Bacillus subtilis’E AİT SELÜLAZ GENİNİN KLONLANMASI VE REKOMBİNANT SENTEZİ

Abstract

Amaç: Selülaz enzimini Rekombinant olarak üretmek. Gereç ve Yöntem: Adnan Menderes Üniversitesi Rekombinant DNA ve Rekombinant Protein Araştırma uygulama Merkezi REDPROM laboratuvarının envanterinde bulunan 12 farklı Bacillus subtilis izolatının gen kaynağı adayı olarak kullanıldı. Spesifik olarak hazırlanan Forward ve Reverse primerler ile PCR yöntemi ile klonlanan selülaz geni yine aynı laboratuvarın envanterinde bulunan Escherichia coli BL21 bakterisine kimyasal transformasyon yöntemi ile aktarıldı. Aktarılma sonrasında kompetent hücreler besiyerinde inkübe edildikten sonra plasmid izolasyonu ile pET30a+ plazmidi izole edildi ve restriksiyon enzimi ile kesilerek spesifik primerler ile PCR işlemine tabi tutuldu. Bu işlemden sonra agaroz jelde görüntüleme yapılarak doğrulanan insert DNA dizi analizi yapmak üzere sekansa gönderildi. DNA sekansı gen bankası ile karşılaştırılıp doğrulandıktan sonra protein üretimi sağlandı ve IMAC ile saflaştırılma işlemi gerçekleştirildi. Saflaştırılan protein SDS-PAGE yöntemi ile görüntülendi. En son işlem olarak, seçilen koloni %1 Kongo kırmızısı içeren Ksilan agar besiyerine ekilerek enzimatik aktivitesi teste tabi tutuldu.
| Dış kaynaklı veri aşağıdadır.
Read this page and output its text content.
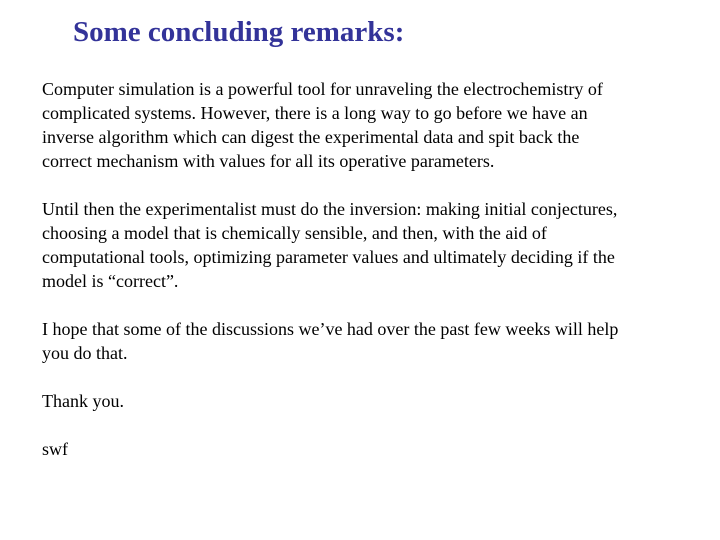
Some concluding remarks:

Computer simulation is a powerful tool for unraveling the electrochemistry of
complicated systems. However, there is a long way to go before we have an
inverse algorithm which can digest the experimental data and spit back the
correct mechanism with values for all its operative parameters.

Until then the experimentalist must do the inversion: making initial conjectures,
choosing a model that is chemically sensible, and then, with the aid of
computational tools, optimizing parameter values and ultimately deciding if the
model is “correct”.

I hope that some of the discussions we’ve had over the past few weeks will help
you do that.

Thank you.

swf
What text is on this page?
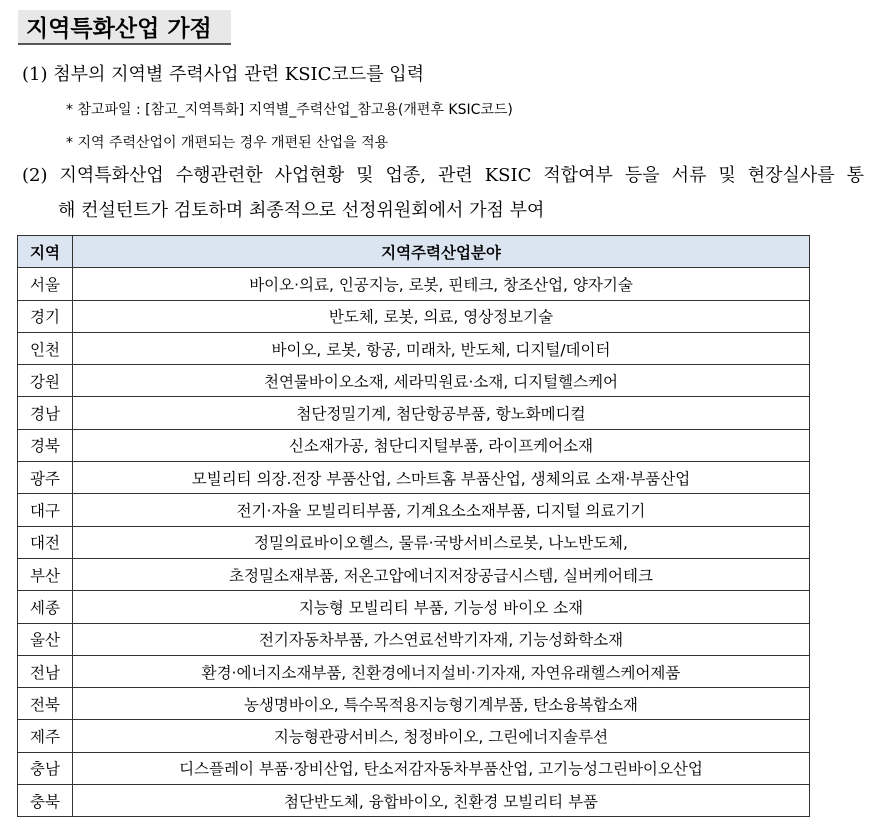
지역특화산업 가점
(1) 첨부의 지역별 주력사업 관련 KSIC코드를 입력
* 참고파일 : [참고_지역특화] 지역별_주력산업_참고용(개편후 KSIC코드)
* 지역 주력산업이 개편되는 경우 개편된 산업을 적용
(2) 지역특화산업 수행관련한 사업현황 및 업종, 관련 KSIC 적합여부 등을 서류 및 현장실사를 통
해 컨설턴트가 검토하며 최종적으로 선정위원회에서 가점 부여
지역	지역주력산업분야
서울	바이오·의료, 인공지능, 로봇, 핀테크, 창조산업, 양자기술
경기	반도체, 로봇, 의료, 영상정보기술
인천	바이오, 로봇, 항공, 미래차, 반도체, 디지털/데이터
강원	천연물바이오소재, 세라믹원료·소재, 디지털헬스케어
경남	첨단정밀기계, 첨단항공부품, 항노화메디컬
경북	신소재가공, 첨단디지털부품, 라이프케어소재
광주	모빌리티 의장.전장 부품산업, 스마트홈 부품산업, 생체의료 소재·부품산업
대구	전기·자율 모빌리티부품, 기계요소소재부품, 디지털 의료기기
대전	정밀의료바이오헬스, 물류·국방서비스로봇, 나노반도체,
부산	초정밀소재부품, 저온고압에너지저장공급시스템, 실버케어테크
세종	지능형 모빌리티 부품, 기능성 바이오 소재
울산	전기자동차부품, 가스연료선박기자재, 기능성화학소재
전남	환경·에너지소재부품, 친환경에너지설비·기자재, 자연유래헬스케어제품
전북	농생명바이오, 특수목적용지능형기계부품, 탄소융복합소재
제주	지능형관광서비스, 청정바이오, 그린에너지솔루션
충남	디스플레이 부품·장비산업, 탄소저감자동차부품산업, 고기능성그린바이오산업
충북	첨단반도체, 융합바이오, 친환경 모빌리티 부품
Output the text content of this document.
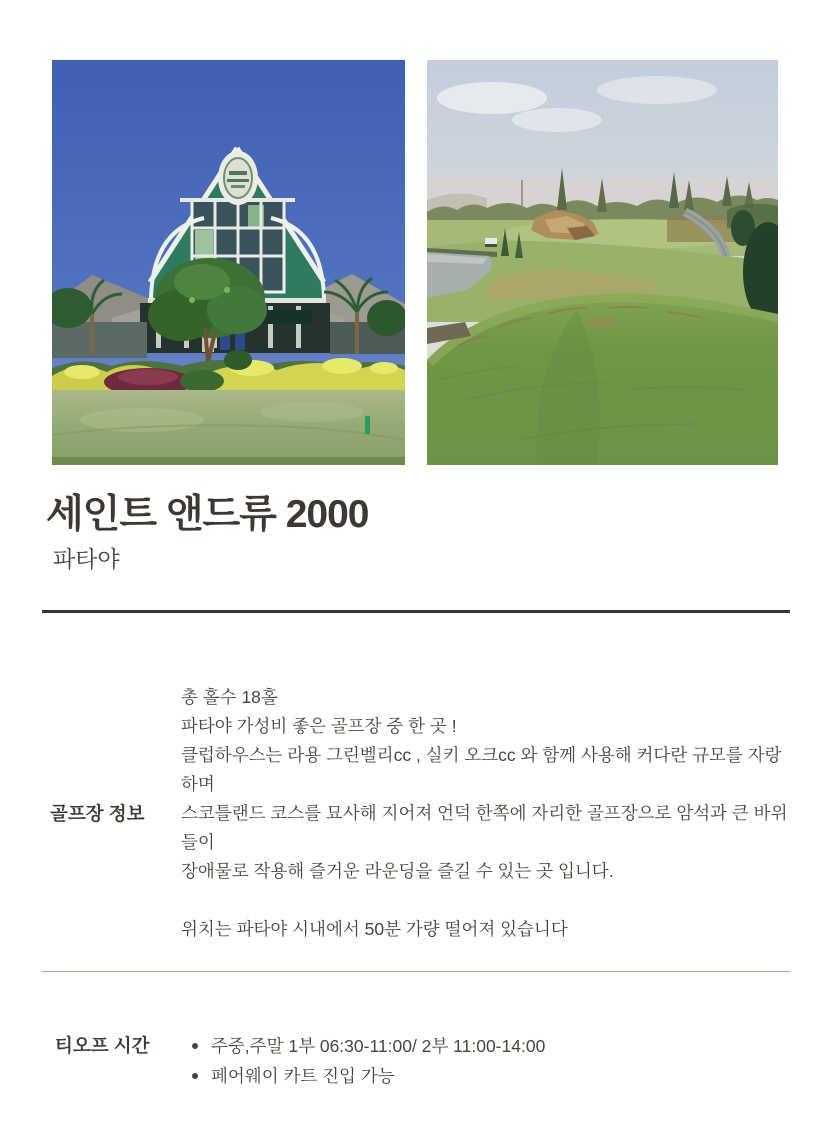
세인트 앤드류 2000

파타야

골프장 정보
총 홀수 18홀
파타야 가성비 좋은 골프장 중 한 곳 !
클럽하우스는 라용 그린벨리cc , 실키 오크cc 와 함께 사용해 커다란 규모를 자랑하며
스코틀랜드 코스를 묘사해 지어져 언덕 한쪽에 자리한 골프장으로 암석과 큰 바위들이
장애물로 작용해 즐거운 라운딩을 즐길 수 있는 곳 입니다.

위치는 파타야 시내에서 50분 가량 떨어져 있습니다
티오프 시간	주중,주말 1부 06:30-11:00/ 2부 11:00-14:00
페어웨이 카트 진입 가능
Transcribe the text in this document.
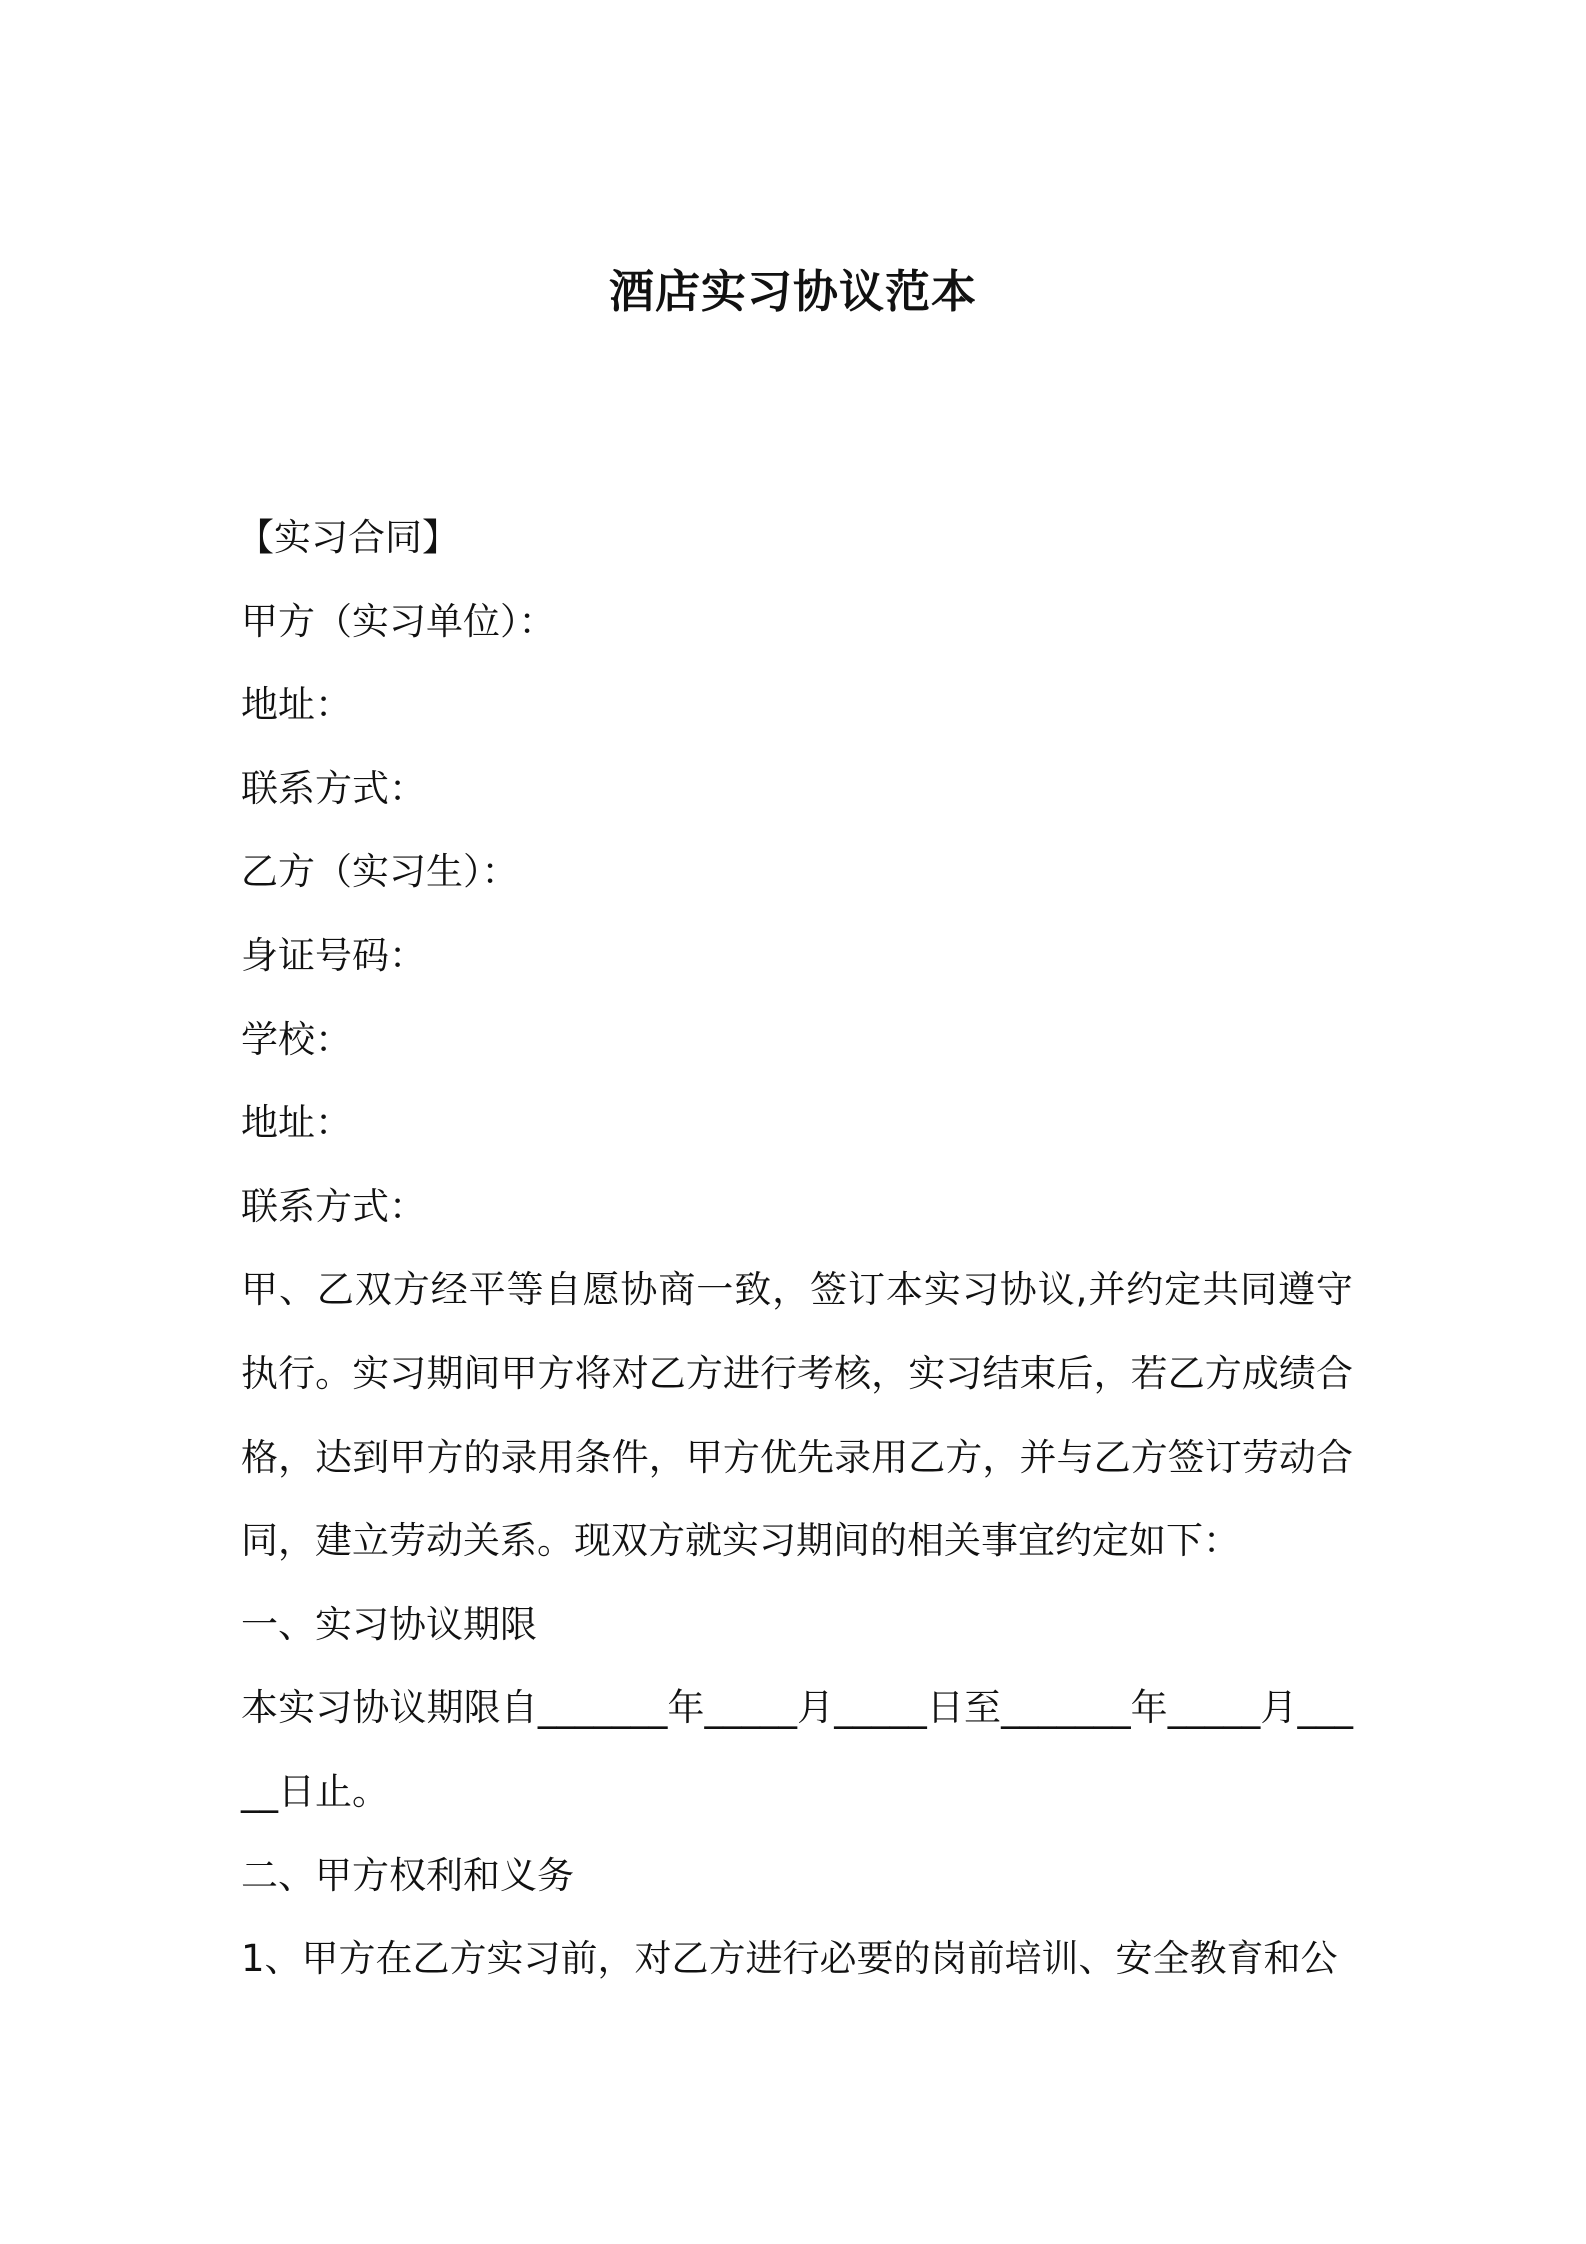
酒店实习协议范本
【实习合同】
甲方（实习单位）：
地址：
联系方式：
乙方（实习生）：
身证号码：
学校：
地址：
联系方式：
甲、乙双方经平等自愿协商一致，签订本实习协议,并约定共同遵守执行。实习期间甲方将对乙方进行考核，实习结束后，若乙方成绩合格，达到甲方的录用条件，甲方优先录用乙方，并与乙方签订劳动合同，建立劳动关系。现双方就实习期间的相关事宜约定如下：
一、实习协议期限
本实习协议期限自_______年_____月_____日至_______年_____月_____日止。
二、甲方权利和义务
1、甲方在乙方实习前，对乙方进行必要的岗前培训、安全教育和公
Bulgular: Bacillus subtilis izolatlarından iki suşun selülaz genine sahip olduğu PCR yöntemi ile doğrulandı. Ardından transformasyonu gerçekleştirilen inser+pET30a(+) Rekombinant gen içeren transformant E. coli BL21 hücrelerinden DNA izolasyonu sonrası klonlama primerleri ile PCR yapılarak sekans dizisi gen bankası ile karşılaştırılıp doğrulandı. Proteinin saflaştırılması sonrasında SDS-PAGE yöntemi ile beklenen aralıkta bir sonuç alındı ve son olarak aktivite ölçümü gerçekleştirildi. Sonuç: Bu çalışma sonucunda Bacillus subtilis’e ait olan selülaz geni Rekombinant DNA teknolojisi kullanılarak E.coli BL21’e klonlandı. Bu sayede selülazın laboratuvar ortamında büyük ölçekte üretilmesi adına büyük bir adım atılmış oldu.